In the late 1980s, Hart, by now a successful West End theatre producer, began a hugely popular event in which actors read the words of the great poets to an enraptured audience. In 2004, The Josephine Hart Poetry Hour moved to the British Library, where it remains today. By her own admission, Josephine Hart gave 'dead poets society' . But she also gave them intelligent and exciting introductions; all of which are now collected here in this volume. They are insightful, even great, works in their own right.
Life Saving leaves us an inspiring legacy. It takes us on a journey of the imagination to some of the greatest poems written in the English language and allows us to understand, intuitively and deeply, why poetry matters.
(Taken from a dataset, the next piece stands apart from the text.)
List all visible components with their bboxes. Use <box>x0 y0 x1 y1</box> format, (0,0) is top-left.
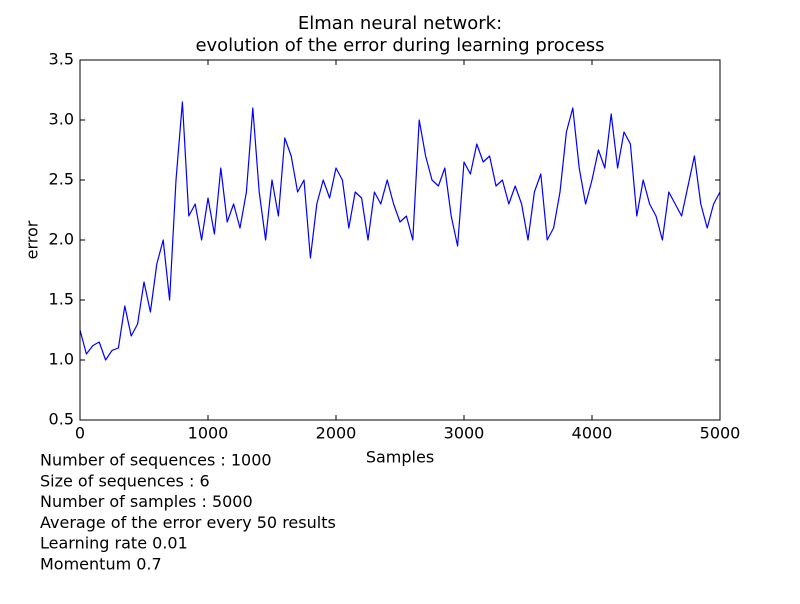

Josephine Hart was born and educated in Ireland. She was a director of Haymarket Publishing, in London, before going on to produce a number of West End plays, including The House of Bernarda Alba by Frederico Garcia Lorea, The Vortex by Noel Coward, and The Black Prince by Iris Murdoch. She was married to Maurice Saatchi and had two sons. She was the author of Damage. Hart died, aged 69, of ovarian cancer in June 2011.
A lovely set of introductions to a number of great poets and their works! I would like to thank this book for introducing me to To Be Liked by You Would Be a Calamity by Marianne Moore, which is the cruelest poem I have ever read, and my new favourite.